My favorite picture of me and my little girl. It was taken in Capetown, South Africa in 2004, when we were on a homeschooling speaking tour.

My little girl turns 40 this month. I am not sure how to take that. In my mind, she is still that 16-year-old girl who loved Dan Marino, computer games, and ice cream cake. Where in the world did the time go? As I think about all the wonderful (and not-so-wonderful) times we have experienced together, I see a lot of mistakes that I made in parenting her. There are definitely things I would do differently if I could turn back the clock to the day we adopted her. However, the one thing I know I would not change is our decision to homeschool her.

We started homeschooling her as soon as we could, and the reason was simple: she was the classic example of a student who “fell through the cracks.” When she was having a good day, she learned well. When she wasn’t having a good day, she didn’t. As a result, there were large, gaping holes in her education. Not surprisingly, then, when she took the PSAT test, she scored in the bottom 35% of the nation in math and the top 25% of the nation in English. She wanted to get a college degree, because as far as she knew, no one in her biological heritage had one. Getting a degree would provide a tangible break from her past. However, with those scores, she would have a difficult time getting accepted to college, much less succeeding when she got there.

As a result, we spent most of her homeschooling in “educational triage.” We identified the holes in her education and then filled them. When she took the ACT (one of the standardized tests used for college entrance) early in her senior year, she scored in the top 5% in English and the top 30% in math. As a scientist, I decided that the numbers were the ultimate evidence that the decision to homeschool her was a good one. She ended up being accepted at Butler University and graduating with a degree in sociology (which, of course, she doesn’t use).

In my mind, then, homeschooling was all about academics. Our daughter wanted a college degree, and the only way we could prepare her for college was to homeschool her. Even after she had graduated college, I still thought that homeschooling her was all about academics. However, as time went on, my view of the matter began to change.

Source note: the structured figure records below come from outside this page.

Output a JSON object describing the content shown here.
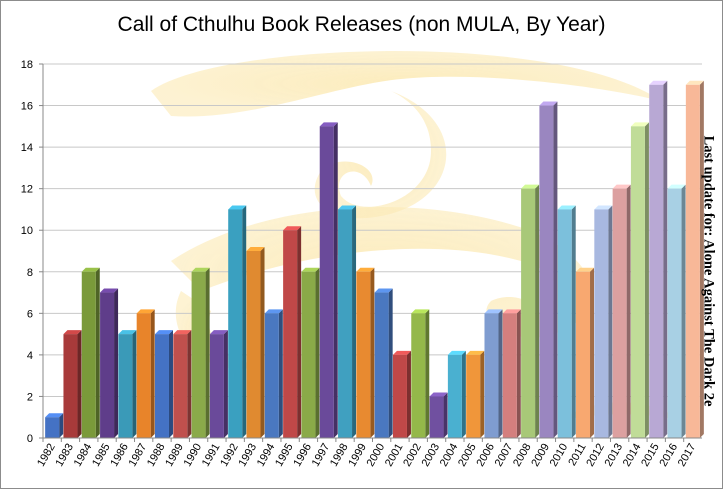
{
  "chart_data": {
    "type": "bar",
    "title": "Call of Cthulhu Book Releases (non MULA, By Year)",
    "note": "Last update for: Alone Against The Dark 2e",
    "xlabel": "",
    "ylabel": "",
    "ylim": [
      0,
      18
    ],
    "yticks": [
      "0",
      "2",
      "4",
      "6",
      "8",
      "10",
      "12",
      "14",
      "16",
      "18"
    ],
    "grid": true,
    "categories": [
      "1982",
      "1983",
      "1984",
      "1985",
      "1986",
      "1987",
      "1988",
      "1989",
      "1990",
      "1991",
      "1992",
      "1993",
      "1994",
      "1995",
      "1996",
      "1997",
      "1998",
      "1999",
      "2000",
      "2001",
      "2002",
      "2003",
      "2004",
      "2005",
      "2006",
      "2007",
      "2008",
      "2009",
      "2010",
      "2011",
      "2012",
      "2013",
      "2014",
      "2015",
      "2016",
      "2017"
    ],
    "values": [
      1,
      5,
      8,
      7,
      5,
      6,
      5,
      5,
      8,
      5,
      11,
      9,
      6,
      10,
      8,
      15,
      11,
      8,
      7,
      4,
      6,
      2,
      4,
      4,
      6,
      6,
      12,
      16,
      11,
      8,
      11,
      12,
      15,
      17,
      12,
      17
    ],
    "colors": [
      "#4472c4",
      "#a83a3a",
      "#7a9a3a",
      "#5f3d8a",
      "#3a9ab8",
      "#e8842a",
      "#4472c4",
      "#c0504d",
      "#8aaa4a",
      "#6a4a9a",
      "#3aa0c0",
      "#e08a30",
      "#4a78c0",
      "#c04848",
      "#8aaa48",
      "#6a4a9a",
      "#40a0c0",
      "#e88a30",
      "#4a78c0",
      "#c04848",
      "#94b84a",
      "#7050a0",
      "#4ab0d0",
      "#f0963a",
      "#7f9cd0",
      "#d47f7e",
      "#a8c878",
      "#9a86c0",
      "#7cc0dc",
      "#f8a870",
      "#a8b8e0",
      "#dca0a0",
      "#c0dc98",
      "#b8a8d4",
      "#a8d0e4",
      "#f8b898"
    ]
  }
}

As I celebrated the successes in her adult life and helped her deal with the failures, I started to notice that our relationship was very different from the relationships that most of my friends had with their adult children. Our daughter actually wants to spend time – lots of time – with us. For example, right now, as she is about to turn 40, she is on a mother-daughter vacation. When my wife suggested the idea to her, she was thrilled. At Christmas, I gave her a little picture book that had old and new photos of me, her, and my wife. When she opened it, her husband said, “Look at how her face just lit up.”

Why do I have a daughter who loves to spend time with me and her mother? If you ask her, it’s because we spent so much time together when she was young. In these days when children are separated from their parents by school, after-school activities, and other distractions, it’s hard to form a deep family bond. When you homeschool, you are not only using the best possible educational model to teach your child, but you are also doing something very few families do: you are spending a lot of time together. In the long run, that makes a huge difference!

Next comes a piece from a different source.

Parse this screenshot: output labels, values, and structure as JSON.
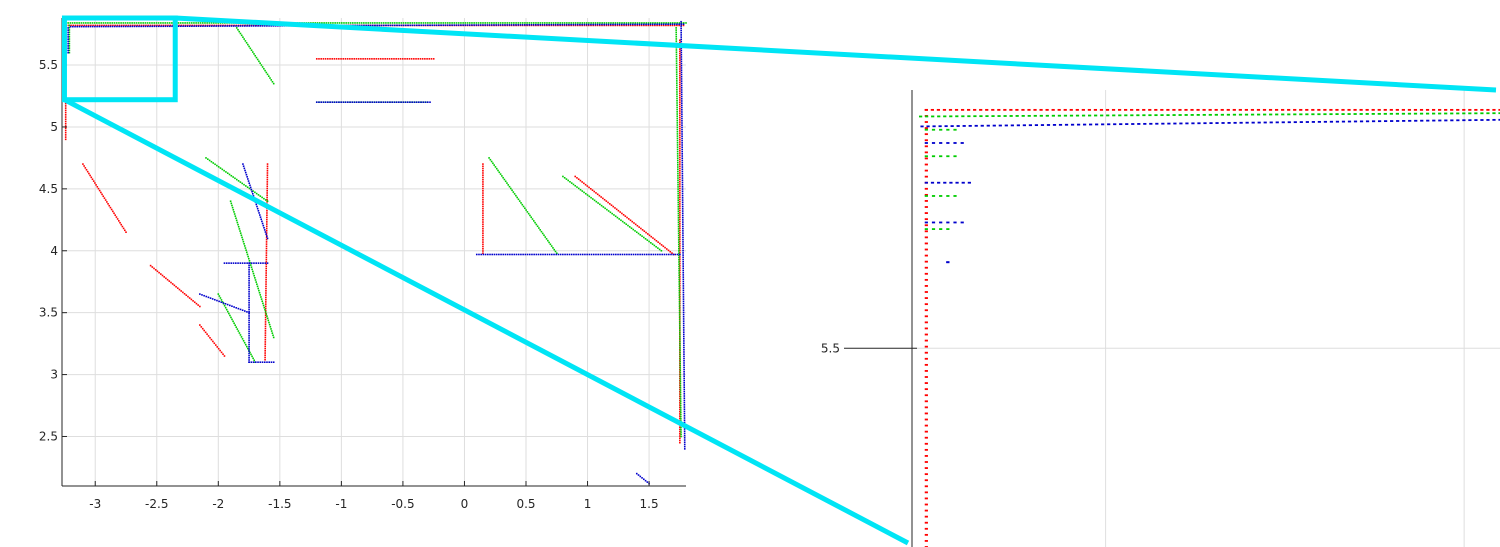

Does that mean everyone who homeschools will have a great relationship with their adult children? Of course not! There are many, many factors that play into how people bond with one another. However, probably the most crucial of those factors is time that you spend together. The more time you spend with your children, the better you get to know them. Looking back on my homeschooling my little girl, I recognize that she got an incredible education. More importantly, however, we all got an amazing gift: lots of time to enjoy one another and grow closer together. Of all the wonderful things I can say about homeschooling, that is the most important.